Why does a spring mass system oscillate?

Question

For simply harmonic motion, acceleration $= -\omega^2 x$, where $\omega$ is the angular frequency.

Within limits of Hooke's law, the restoring force on the spring is given by

$$F= -k \cdot x$$

This force fits the simple harmonic motion condition with $k=\omega^2m$.

But, we have $F = 0$ for $x=0$.

If I displace block (of some mass) attached to a spring (massless) rightward (on horizontal plane), and then release it, it would accelerate leftward because of above spring force.

But at the moment when $x=0$, $F=0$ and thus $a=0$.

Then why does the spring block system experience simple harmonic motion?

Or why would the block accelerate farther leftward if there is no force on it?

I'm confused.

Answer 1

But at the moment when $x=0,\, F=0$ and thus $a=0$, but the velocity $v\ne 0$ so the block overshoots the $x=0$ position and then has a force acting on it in the opposite direction to its direction of travel.

Answer 2

Or why would the block accelerate farther leftward if there is no force on it?

Assuming the spring-mass system is horizontal then you are right: at $x = 0$ there is no net force on the block which means net acceleration is also zero. But you are forgetting that the block (mass) has certain velocity at that point and it keeps moving until negative acceleration provided by the spring restoring force stops it completely.

Then why does the spring block system experience simple harmonic motion?

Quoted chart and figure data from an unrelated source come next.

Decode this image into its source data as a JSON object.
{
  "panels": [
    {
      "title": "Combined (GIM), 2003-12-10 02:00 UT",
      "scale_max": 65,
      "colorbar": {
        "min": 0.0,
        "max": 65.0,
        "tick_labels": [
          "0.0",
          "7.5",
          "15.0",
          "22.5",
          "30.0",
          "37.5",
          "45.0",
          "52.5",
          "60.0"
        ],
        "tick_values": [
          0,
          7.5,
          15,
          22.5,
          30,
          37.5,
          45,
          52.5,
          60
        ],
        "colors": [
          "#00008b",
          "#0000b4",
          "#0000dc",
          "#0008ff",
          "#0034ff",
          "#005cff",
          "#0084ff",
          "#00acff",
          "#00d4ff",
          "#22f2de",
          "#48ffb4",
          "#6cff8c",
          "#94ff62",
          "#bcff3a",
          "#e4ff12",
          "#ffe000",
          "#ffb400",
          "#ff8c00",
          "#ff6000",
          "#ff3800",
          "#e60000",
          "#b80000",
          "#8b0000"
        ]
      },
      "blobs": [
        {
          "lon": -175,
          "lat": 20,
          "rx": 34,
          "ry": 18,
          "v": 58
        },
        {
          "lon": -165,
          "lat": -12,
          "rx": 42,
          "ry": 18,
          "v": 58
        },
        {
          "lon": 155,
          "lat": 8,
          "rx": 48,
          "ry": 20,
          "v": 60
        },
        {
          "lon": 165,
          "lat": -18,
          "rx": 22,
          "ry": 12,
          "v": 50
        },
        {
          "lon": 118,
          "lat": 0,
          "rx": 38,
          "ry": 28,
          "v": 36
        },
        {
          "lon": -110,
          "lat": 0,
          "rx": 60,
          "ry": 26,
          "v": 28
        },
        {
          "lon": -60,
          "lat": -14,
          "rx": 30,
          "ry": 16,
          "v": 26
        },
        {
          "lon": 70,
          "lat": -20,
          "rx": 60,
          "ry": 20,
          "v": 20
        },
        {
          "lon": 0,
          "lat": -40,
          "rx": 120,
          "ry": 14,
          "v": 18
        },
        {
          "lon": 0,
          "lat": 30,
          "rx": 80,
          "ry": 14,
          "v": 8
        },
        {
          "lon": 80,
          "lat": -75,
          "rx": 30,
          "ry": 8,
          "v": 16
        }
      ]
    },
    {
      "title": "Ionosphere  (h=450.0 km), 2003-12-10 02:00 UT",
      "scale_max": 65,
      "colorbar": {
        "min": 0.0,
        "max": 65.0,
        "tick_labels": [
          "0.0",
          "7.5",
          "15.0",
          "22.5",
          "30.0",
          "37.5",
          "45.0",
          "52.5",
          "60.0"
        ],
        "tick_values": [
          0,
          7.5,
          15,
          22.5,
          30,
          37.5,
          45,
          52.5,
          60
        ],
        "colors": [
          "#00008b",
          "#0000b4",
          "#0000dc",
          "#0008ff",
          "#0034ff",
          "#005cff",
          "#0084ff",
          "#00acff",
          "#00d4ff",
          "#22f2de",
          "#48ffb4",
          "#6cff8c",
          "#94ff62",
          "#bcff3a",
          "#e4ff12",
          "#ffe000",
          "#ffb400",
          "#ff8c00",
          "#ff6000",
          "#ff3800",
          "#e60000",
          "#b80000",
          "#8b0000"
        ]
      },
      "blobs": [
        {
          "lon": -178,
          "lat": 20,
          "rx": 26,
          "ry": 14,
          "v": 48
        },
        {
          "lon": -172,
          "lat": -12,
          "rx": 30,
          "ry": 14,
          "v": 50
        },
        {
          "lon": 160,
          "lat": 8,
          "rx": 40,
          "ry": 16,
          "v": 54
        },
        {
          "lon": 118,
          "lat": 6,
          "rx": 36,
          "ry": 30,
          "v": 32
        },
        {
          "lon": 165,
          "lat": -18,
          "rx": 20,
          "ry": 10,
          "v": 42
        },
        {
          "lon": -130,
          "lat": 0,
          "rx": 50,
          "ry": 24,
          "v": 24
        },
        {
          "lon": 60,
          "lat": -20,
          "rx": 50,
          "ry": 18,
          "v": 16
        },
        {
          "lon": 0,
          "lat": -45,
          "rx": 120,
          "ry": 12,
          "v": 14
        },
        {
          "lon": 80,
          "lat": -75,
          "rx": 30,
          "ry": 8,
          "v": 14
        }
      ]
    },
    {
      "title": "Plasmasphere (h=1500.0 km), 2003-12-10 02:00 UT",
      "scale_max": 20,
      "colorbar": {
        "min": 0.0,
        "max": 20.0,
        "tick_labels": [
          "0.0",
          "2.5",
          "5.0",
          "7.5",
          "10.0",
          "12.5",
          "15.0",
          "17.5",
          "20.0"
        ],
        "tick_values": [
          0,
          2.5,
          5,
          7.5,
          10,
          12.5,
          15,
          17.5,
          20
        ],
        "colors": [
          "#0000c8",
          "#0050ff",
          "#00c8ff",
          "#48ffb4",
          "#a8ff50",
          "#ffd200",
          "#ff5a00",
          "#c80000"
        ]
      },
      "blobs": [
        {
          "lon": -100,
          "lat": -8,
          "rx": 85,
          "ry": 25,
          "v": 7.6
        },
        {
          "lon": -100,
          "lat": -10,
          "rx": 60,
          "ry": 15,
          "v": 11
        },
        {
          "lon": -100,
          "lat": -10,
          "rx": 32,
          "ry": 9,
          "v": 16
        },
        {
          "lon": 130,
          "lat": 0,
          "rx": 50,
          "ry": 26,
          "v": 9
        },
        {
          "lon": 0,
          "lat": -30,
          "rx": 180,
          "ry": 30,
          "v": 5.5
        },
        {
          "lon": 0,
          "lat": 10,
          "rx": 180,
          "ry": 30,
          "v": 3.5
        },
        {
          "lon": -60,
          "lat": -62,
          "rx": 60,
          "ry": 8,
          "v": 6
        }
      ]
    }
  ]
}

Because of inertia of the block (mass) connected to the spring.

For simply harmonic motion, acceleration $= -\omega^2 x$, where $\omega$ is the angular frequency.

This is correct. From $F = -kx$ it follows that acceleration depends on the spring elongation $x$ which is defined as a sine function (harmonic oscillation). Therefore, the acceleration of the block itself is also a sine function.